Ha dovuto cominciare il professionismo in Iraq dopo qualche problema legale.

«Non ho mai avuto problemi a parlare del mio passato. La mia storia si può trovare facilmente online del resto, una rapina ideata ma fermata ancora prima. Soprattutto non sarei la persona che sono adesso, senza ciò che ho vissuto. Ho fatto un sacco di interviste sulla vicenda e l’ho postato sui miei social media. Il ricordo mi spinge a lavorare individualmente per essere giorno dopo giorno una persona migliore. Io non ho rimpianti. O meglio: rimpiango ciò che ho fatto, ma ripeto, non sarei il padre e il marito, l’uomo che sono oggi senza questo percorso. Stavo per rovinare tutto».

L’Iraq e poi il Kosovo.

«Lo so, non ho avuto il percorso tradizionale di un giocatore. Uno statunitense che va nel Middle East. Ma per me è stata un’opportunità fondamentale. E ho colto al volo l’offerta. Tutti vedono l’Iraq come un territorio di guerra. È una visione sbagliata, distorta. Come in ogni Paese ci sono parti belle e brutte. Penso persino in Italia. Io sarò per sempre grato agli iracheni, mi hanno naturalizzato, dato un passaporto, mi hanno aiutato a lanciare la mia carriera da professionista. Mi hanno cambiato definitivamente la vita. E per me sono come una seconda famiglia. Ho giocato e continuerò a giocare in nazionale fino a che mi convocheranno»

Perché il basket?

«Tutta la mia famiglia è sportiva. Io ho giocato a football americano, baseball, ma il basket era quello in cui riuscivo meglio. Tutta la famiglia veniva dal basket,peraltro. Mia mamma Valerie Mayfield ha giocato a Tennessee University, a Chattanooga. Play-guardia, ha stabilito record dell’ateneo. Lei capisce il basket a fondo ed è stata per me un’insegnante, mi ha spiegato come giocare, senza pensare soltanto a segnare»

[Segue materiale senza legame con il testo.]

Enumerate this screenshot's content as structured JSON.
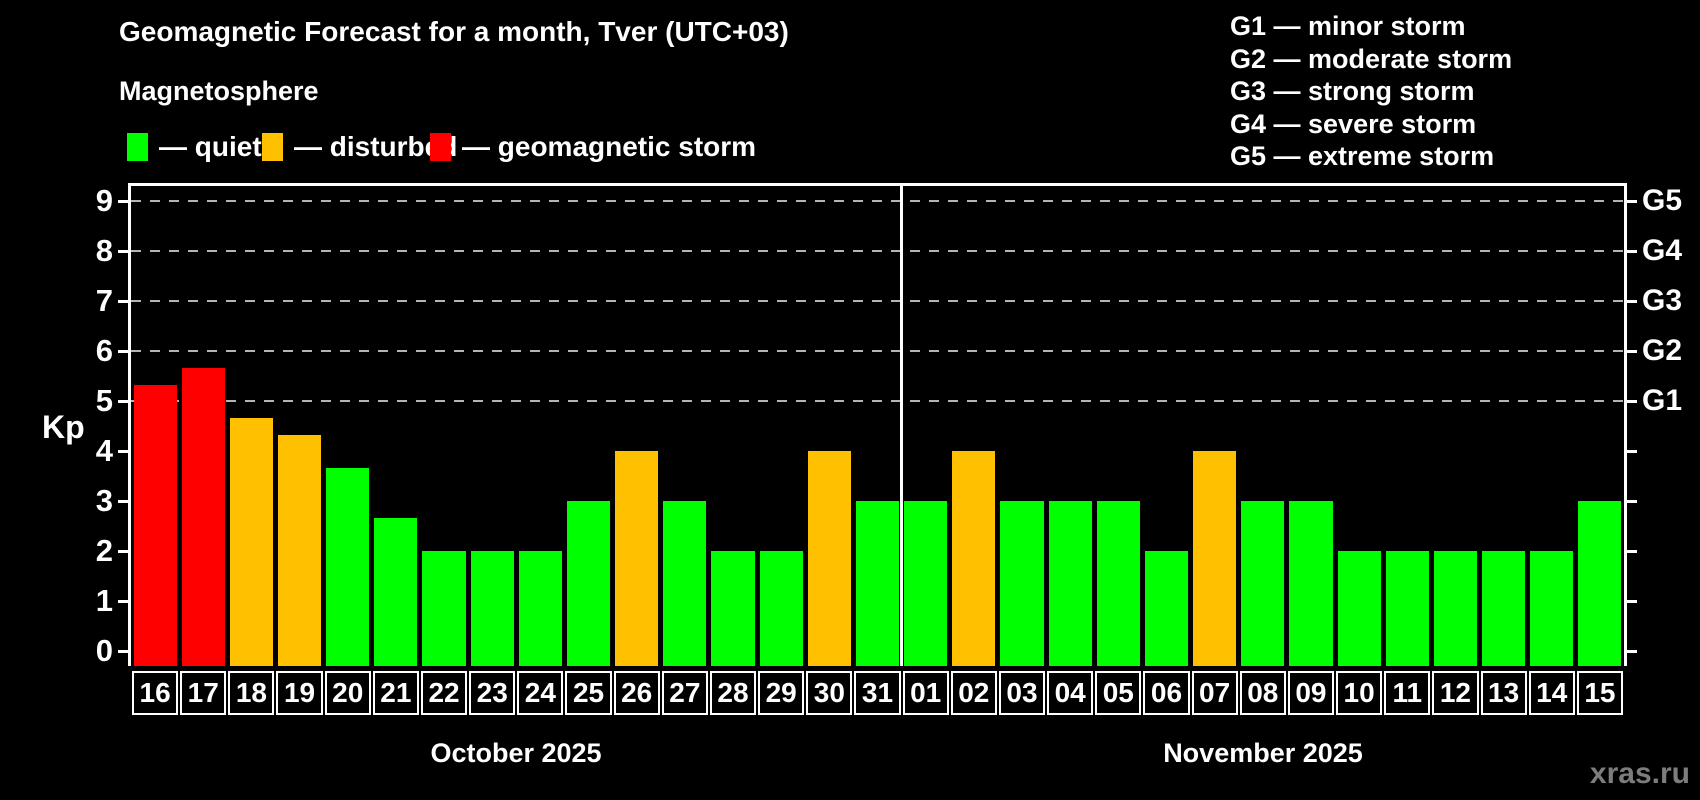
{
  "header": {
    "title": "Geomagnetic Forecast for a month, Tver (UTC+03)",
    "subtitle": "Magnetosphere"
  },
  "legend": {
    "items": [
      {
        "key": "quiet",
        "label": "— quiet",
        "color": "#00ff00"
      },
      {
        "key": "disturbed",
        "label": "— disturbed",
        "color": "#ffc000"
      },
      {
        "key": "storm",
        "label": "— geomagnetic storm",
        "color": "#ff0000"
      }
    ]
  },
  "storm_scale_legend": {
    "items": [
      "G1 — minor storm",
      "G2 — moderate storm",
      "G3 — strong storm",
      "G4 — severe storm",
      "G5 — extreme storm"
    ]
  },
  "watermark": "xras.ru",
  "chart_data": {
    "type": "bar",
    "ylabel": "Kp",
    "ylim": [
      -0.35,
      9.35
    ],
    "yticks": [
      0,
      1,
      2,
      3,
      4,
      5,
      6,
      7,
      8,
      9
    ],
    "gridlines": [
      5,
      6,
      7,
      8,
      9
    ],
    "grid_on": true,
    "right_axis_labels": [
      {
        "value": 5,
        "label": "G1"
      },
      {
        "value": 6,
        "label": "G2"
      },
      {
        "value": 7,
        "label": "G3"
      },
      {
        "value": 8,
        "label": "G4"
      },
      {
        "value": 9,
        "label": "G5"
      }
    ],
    "status_colors": {
      "quiet": "#00ff00",
      "disturbed": "#ffc000",
      "storm": "#ff0000"
    },
    "months": [
      {
        "label": "October 2025",
        "bars": [
          {
            "day": "16",
            "kp": 5.33,
            "status": "storm"
          },
          {
            "day": "17",
            "kp": 5.67,
            "status": "storm"
          },
          {
            "day": "18",
            "kp": 4.67,
            "status": "disturbed"
          },
          {
            "day": "19",
            "kp": 4.33,
            "status": "disturbed"
          },
          {
            "day": "20",
            "kp": 3.67,
            "status": "quiet"
          },
          {
            "day": "21",
            "kp": 2.67,
            "status": "quiet"
          },
          {
            "day": "22",
            "kp": 2.0,
            "status": "quiet"
          },
          {
            "day": "23",
            "kp": 2.0,
            "status": "quiet"
          },
          {
            "day": "24",
            "kp": 2.0,
            "status": "quiet"
          },
          {
            "day": "25",
            "kp": 3.0,
            "status": "quiet"
          },
          {
            "day": "26",
            "kp": 4.0,
            "status": "disturbed"
          },
          {
            "day": "27",
            "kp": 3.0,
            "status": "quiet"
          },
          {
            "day": "28",
            "kp": 2.0,
            "status": "quiet"
          },
          {
            "day": "29",
            "kp": 2.0,
            "status": "quiet"
          },
          {
            "day": "30",
            "kp": 4.0,
            "status": "disturbed"
          },
          {
            "day": "31",
            "kp": 3.0,
            "status": "quiet"
          }
        ]
      },
      {
        "label": "November 2025",
        "bars": [
          {
            "day": "01",
            "kp": 3.0,
            "status": "quiet"
          },
          {
            "day": "02",
            "kp": 4.0,
            "status": "disturbed"
          },
          {
            "day": "03",
            "kp": 3.0,
            "status": "quiet"
          },
          {
            "day": "04",
            "kp": 3.0,
            "status": "quiet"
          },
          {
            "day": "05",
            "kp": 3.0,
            "status": "quiet"
          },
          {
            "day": "06",
            "kp": 2.0,
            "status": "quiet"
          },
          {
            "day": "07",
            "kp": 4.0,
            "status": "disturbed"
          },
          {
            "day": "08",
            "kp": 3.0,
            "status": "quiet"
          },
          {
            "day": "09",
            "kp": 3.0,
            "status": "quiet"
          },
          {
            "day": "10",
            "kp": 2.0,
            "status": "quiet"
          },
          {
            "day": "11",
            "kp": 2.0,
            "status": "quiet"
          },
          {
            "day": "12",
            "kp": 2.0,
            "status": "quiet"
          },
          {
            "day": "13",
            "kp": 2.0,
            "status": "quiet"
          },
          {
            "day": "14",
            "kp": 2.0,
            "status": "quiet"
          },
          {
            "day": "15",
            "kp": 3.0,
            "status": "quiet"
          }
        ]
      }
    ]
  }
}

Ha avuto un idolo, un riferimento?

«Allen Iverson è il giocatore che ha segnato la mia generazione, la nostra cultura e il tipo della comunità. Ha definito il più grande cambiamento della cultura cestistica».

Torino inzialmente cercava un playmaker, poi ha deciso per una guardia. Lei come si definisce?

«Non sono un playmaker, ma posso giocare in più posizioni, posso contribuire anche negli aspetti non tangibili. Posso anche giocare in regia, da numero 3 e difendere sulle tre posizioni di esterno. Sono una combo, ecco».

Avendo già giocato in A2, le sue prime impressioni su questa Reale Mutua?

«La Serie A2 è una lega anche migliore di molte prime leghe in altri Paesi. E questa squadra è stata costruita per arrivare lontano, essere impegnata nella lotta promozione».

Cosa conosceva dell’Italia?

«Solo i cenni storici. Conoscevo Gallinari che ha giocato per uno dei miei team preferiti, gli Atlanta Hawks. Ho chiesto informazioni a qualche amico che aveva già giocato qui, Jason Bunell e Gerald Robinson, al mio agente italiano, a Tommaso Fantoni, che è una gran bella persona. Sarà mio amico per sempre».

Suo figlio giocherà a basket?

«Sì, DeMario jr andrà alla Pallacanestro Moncalieri che mi è stata fortemente raccomandata. Anche il mio agente che conosce il basket italiano mi ha detto di mandarlo lì».

Ha un sacco di tatuaggi

«Tutti hanno una storia. È il percorso della mia vita. Quello che amo di più è l’impronta del piede di mio figlio, che ho sul petto».